What Is The Significance Of Filing A Petition For Dissolution Of Marriage As It Relates To Assets And Liabilities?

According to FS 61.075(7), the cut-off date for determining marital assets and liabilities is the date of filing, unless there is a written agreement otherwise. So, if you are concerned that your spouse may acquire debt for which you will become liable, filing the petition will establish the date where that cannot happen. All assets and liabilities acquired after the cut-off date will be considered non-marital for divorce purposes.
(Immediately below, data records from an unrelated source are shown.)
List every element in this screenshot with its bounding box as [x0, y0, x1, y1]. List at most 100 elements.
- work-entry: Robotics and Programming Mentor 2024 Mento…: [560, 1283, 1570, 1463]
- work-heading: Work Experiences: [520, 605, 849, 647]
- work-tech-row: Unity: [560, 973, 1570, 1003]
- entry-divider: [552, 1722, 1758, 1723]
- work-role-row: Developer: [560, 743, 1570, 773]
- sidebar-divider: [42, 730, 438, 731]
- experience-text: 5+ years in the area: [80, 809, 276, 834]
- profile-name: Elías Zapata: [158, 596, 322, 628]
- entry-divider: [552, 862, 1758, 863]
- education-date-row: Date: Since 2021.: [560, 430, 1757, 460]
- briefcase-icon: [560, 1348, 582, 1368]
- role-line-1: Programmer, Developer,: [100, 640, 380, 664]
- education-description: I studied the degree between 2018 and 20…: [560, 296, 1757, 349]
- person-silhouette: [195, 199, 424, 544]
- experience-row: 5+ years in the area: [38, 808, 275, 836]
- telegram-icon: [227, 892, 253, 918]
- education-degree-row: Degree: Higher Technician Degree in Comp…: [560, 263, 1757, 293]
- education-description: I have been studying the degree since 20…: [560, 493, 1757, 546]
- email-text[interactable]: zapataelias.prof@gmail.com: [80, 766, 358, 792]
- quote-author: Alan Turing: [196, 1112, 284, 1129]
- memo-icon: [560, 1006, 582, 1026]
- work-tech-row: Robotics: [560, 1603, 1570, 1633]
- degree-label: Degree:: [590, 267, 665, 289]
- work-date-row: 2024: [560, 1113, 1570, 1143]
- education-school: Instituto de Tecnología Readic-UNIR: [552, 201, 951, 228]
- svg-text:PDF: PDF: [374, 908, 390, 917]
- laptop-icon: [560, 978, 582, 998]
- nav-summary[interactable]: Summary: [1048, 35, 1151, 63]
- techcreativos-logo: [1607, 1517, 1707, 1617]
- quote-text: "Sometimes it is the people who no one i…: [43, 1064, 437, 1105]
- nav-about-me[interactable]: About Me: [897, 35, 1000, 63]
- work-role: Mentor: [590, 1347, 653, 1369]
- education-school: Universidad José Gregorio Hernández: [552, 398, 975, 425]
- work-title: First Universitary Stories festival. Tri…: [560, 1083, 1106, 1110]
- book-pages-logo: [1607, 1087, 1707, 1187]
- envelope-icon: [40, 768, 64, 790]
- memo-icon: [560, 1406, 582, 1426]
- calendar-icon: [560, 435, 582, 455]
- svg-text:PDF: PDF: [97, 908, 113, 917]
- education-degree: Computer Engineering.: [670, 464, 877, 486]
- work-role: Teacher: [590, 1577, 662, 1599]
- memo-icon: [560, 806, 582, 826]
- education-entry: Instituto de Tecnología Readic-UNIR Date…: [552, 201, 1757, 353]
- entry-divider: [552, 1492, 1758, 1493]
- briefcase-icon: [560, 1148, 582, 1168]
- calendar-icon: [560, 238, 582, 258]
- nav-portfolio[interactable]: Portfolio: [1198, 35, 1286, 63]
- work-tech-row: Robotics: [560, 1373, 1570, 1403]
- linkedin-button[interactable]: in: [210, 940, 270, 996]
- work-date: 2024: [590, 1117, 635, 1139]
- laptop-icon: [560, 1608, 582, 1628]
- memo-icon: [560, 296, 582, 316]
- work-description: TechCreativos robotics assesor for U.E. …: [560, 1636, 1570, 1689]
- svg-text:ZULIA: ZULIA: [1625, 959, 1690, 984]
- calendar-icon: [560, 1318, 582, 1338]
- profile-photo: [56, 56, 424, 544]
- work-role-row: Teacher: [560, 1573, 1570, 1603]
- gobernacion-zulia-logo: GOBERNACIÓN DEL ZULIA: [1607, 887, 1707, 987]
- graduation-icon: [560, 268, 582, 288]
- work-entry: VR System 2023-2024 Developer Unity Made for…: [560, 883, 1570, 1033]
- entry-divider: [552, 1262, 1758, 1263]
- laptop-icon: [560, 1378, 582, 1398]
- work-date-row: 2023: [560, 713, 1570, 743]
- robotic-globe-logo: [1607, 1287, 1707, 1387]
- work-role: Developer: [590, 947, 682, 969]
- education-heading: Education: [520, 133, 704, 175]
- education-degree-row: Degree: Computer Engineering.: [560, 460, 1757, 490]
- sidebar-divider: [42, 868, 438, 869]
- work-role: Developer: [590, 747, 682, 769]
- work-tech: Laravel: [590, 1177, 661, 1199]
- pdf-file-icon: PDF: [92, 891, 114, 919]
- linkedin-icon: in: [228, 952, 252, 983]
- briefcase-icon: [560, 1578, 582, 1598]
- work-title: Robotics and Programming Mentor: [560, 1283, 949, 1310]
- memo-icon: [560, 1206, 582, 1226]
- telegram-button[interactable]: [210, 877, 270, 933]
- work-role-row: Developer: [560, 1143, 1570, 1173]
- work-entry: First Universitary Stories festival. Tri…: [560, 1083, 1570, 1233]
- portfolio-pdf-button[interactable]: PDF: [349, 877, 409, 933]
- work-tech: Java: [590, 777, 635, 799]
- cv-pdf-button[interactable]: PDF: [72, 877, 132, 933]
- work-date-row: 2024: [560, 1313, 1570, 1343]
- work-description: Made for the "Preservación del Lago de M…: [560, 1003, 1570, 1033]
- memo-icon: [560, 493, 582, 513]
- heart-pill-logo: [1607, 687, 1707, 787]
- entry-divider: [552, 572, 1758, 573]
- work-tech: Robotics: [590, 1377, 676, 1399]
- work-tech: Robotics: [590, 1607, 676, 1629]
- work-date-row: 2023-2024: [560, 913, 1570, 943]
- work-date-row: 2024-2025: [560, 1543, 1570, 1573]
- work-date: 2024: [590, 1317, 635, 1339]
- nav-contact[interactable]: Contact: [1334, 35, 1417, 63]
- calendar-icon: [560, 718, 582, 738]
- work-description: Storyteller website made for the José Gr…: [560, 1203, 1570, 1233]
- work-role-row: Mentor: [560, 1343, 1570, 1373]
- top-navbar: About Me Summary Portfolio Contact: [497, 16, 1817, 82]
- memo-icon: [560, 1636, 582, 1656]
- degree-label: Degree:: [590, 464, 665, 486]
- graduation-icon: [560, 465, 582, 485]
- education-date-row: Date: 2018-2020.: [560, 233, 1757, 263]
But be warned: the creditor, whose money has been borrowed, will still consider after-acquired debts to be the liability of the account holder. In the divorce, the court can order one spouse to be ultimately liable for a debt, but the creditor will come after the account holder for payment, regardless of the court’s ruling. That is why it is essential to ze creditor accounts when your spouse has access to those accounts. If that cannot be accomplished in time, to preserve your credit you will be placed in a situation where you will want to assume the debt while getting some credit elsewhere.

Remember these three situations are financially equal: 1) All assets are sold and used to pay off all the debts, with the remaining balance equally divided; 2) All assets and all debts are awarded to one spouse, and that spouse pays to the other ½ of the net value of the assets minus the debt; 3) Each spouse takes some assets and some debts, the total of each’s net worth being equal. In all of the above examples we are dividing the marital assets and debts, but any debt acquired after the date of filing will be left out of the equation and awarded to the spouse that acquired it.